The Flyers have a lot of issues, but Giroux most certainly is not one of them.
However, as this disastrous season rolls on and the Flyers continue to underperform, general manager Chuck Fletcher and company need to thoroughly measure the practicality of Giroux winning a championship in Philadelphia. And unless they manage to concoct an infallible plan that would guarantee the Flyers a title within the next several years (highly unlikely), they owe it to Giroux to let him chase a Stanley Cup elsewhere.

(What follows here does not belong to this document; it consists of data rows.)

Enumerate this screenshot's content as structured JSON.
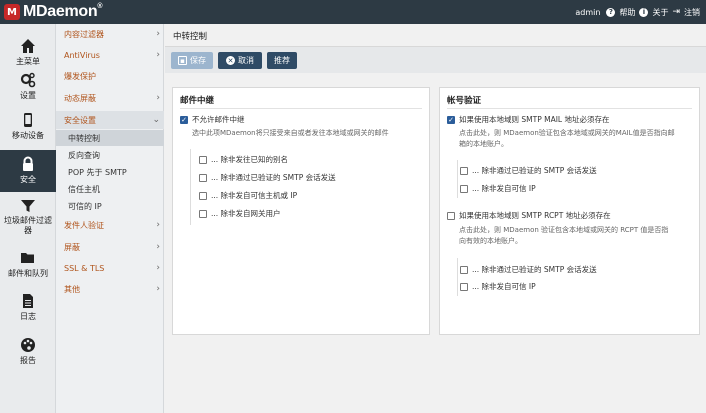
{
  "app": {
    "logo_mark": "M",
    "logo_text": "MDaemon",
    "logo_reg": "®"
  },
  "top_right": {
    "user": "admin",
    "help": "帮助",
    "about": "关于",
    "logout": "注销"
  },
  "rail": [
    {
      "label": "主菜单",
      "icon": "home-icon"
    },
    {
      "label": "设置",
      "icon": "gears-icon"
    },
    {
      "label": "移动设备",
      "icon": "mobile-icon"
    },
    {
      "label": "安全",
      "icon": "lock-icon",
      "active": true
    },
    {
      "label": "垃圾邮件过滤器",
      "icon": "filter-icon"
    },
    {
      "label": "邮件和队列",
      "icon": "folder-icon"
    },
    {
      "label": "日志",
      "icon": "document-icon"
    },
    {
      "label": "报告",
      "icon": "palette-icon"
    }
  ],
  "submenu": {
    "content_filter": "内容过滤器",
    "antivirus": "AntiVirus",
    "outbreak": "爆发保护",
    "dynamic_screen": "动态屏蔽",
    "security_settings": "安全设置",
    "relay": "中转控制",
    "reverse_lookup": "反向查询",
    "pop_before_smtp": "POP 先于 SMTP",
    "trusted_hosts": "信任主机",
    "trusted_ips": "可信的 IP",
    "sender_auth": "发件人验证",
    "screening": "屏蔽",
    "ssl_tls": "SSL & TLS",
    "other": "其他"
  },
  "main": {
    "title": "中转控制",
    "toolbar": {
      "save": "保存",
      "cancel": "取消",
      "push": "推荐"
    }
  },
  "relay_panel": {
    "title": "邮件中继",
    "no_relay": "不允许邮件中继",
    "desc": "选中此项MDaemon将只接受来自或者发往本地域或网关的邮件",
    "opt1": "... 除非发往已知的别名",
    "opt2": "... 除非通过已验证的 SMTP 会话发送",
    "opt3": "... 除非发自可信主机或 IP",
    "opt4": "... 除非发自网关用户"
  },
  "auth_panel": {
    "title": "帐号验证",
    "mail_from": "如果使用本地域则 SMTP MAIL 地址必须存在",
    "mail_desc1": "点击此处，则 MDaemon验证包含本地域或网关的MAIL值是否指向邮",
    "mail_desc2": "箱的本地账户。",
    "mail_opt1": "... 除非通过已验证的 SMTP 会话发送",
    "mail_opt2": "... 除非发自可信 IP",
    "rcpt_to": "如果使用本地域则 SMTP RCPT 地址必须存在",
    "rcpt_desc1": "点击此处，则 MDaemon 验证包含本地域或网关的 RCPT 值是否指",
    "rcpt_desc2": "向有效的本地账户。",
    "rcpt_opt1": "... 除非通过已验证的 SMTP 会话发送",
    "rcpt_opt2": "... 除非发自可信 IP"
  },
  "colors": {
    "topbar": "#2d3a44",
    "accent_link": "#b0541c",
    "button": "#2f4b66",
    "checkbox": "#2b5d9a"
  }
}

There are a few paths the Flyers can take in order to let Giroux play on a competitive team with Cup aspirations. For one, they could simply let him walk in free agency. Giroux will become an unrestricted free agent at the end of the season and, theoretically, he could play out the remainder of this season and be free to sign with any team of his choosing come the summertime. Giroux has made it known that he’d prefer to spend his entire career playing for the Flyers, but if the opportunity arose for him to win a championship with a different team, it’s hard to imagine he’d pass it up.
Of course, the prospect of losing Giroux for nothing would be far from ideal for the Flyers, and it would likely end up hurting the team in the long run.
Which brings us to the dreaded “T” word.
If Giroux and the Flyers’ brass agree that there is no realistic possibility of icing a truly competitive hockey team in the somewhat immediate future, it would do no good for either party not to discuss potential trade destinations.
Of course, Giroux’s contract includes a no-move clause that essentially allows him to choose his own fate. If he wishes to remain with the Flyers, this clause allows him to. But if he determines that his best odds of winning a Cup would require him being shipped elsewhere, he could waive his no-move clause and allow the Flyers to negotiate with interested teams at the trade deadline, which is set for 3 p.m. ET on March 21.
Regardless of the tactic, the Flyers’ main priority needs to shift. Barring an unforeseen turnaround, winning a Stanley Cup for themselves probably won’t be a legitimate possibility for some time.
Giroux winning a Cup, though? That can be arranged.
It would sting to watch Giroux lift the Cup wearing another team’s colors — much like it did when Mike Richards and Jeff Carter won a championship with the Los Angeles Kings. But after everything he’s done throughout his career, there’s no denying that Giroux deserves to have his name etched onto the side of that trophy — regardless of whether he does it as a member of the Flyers or not.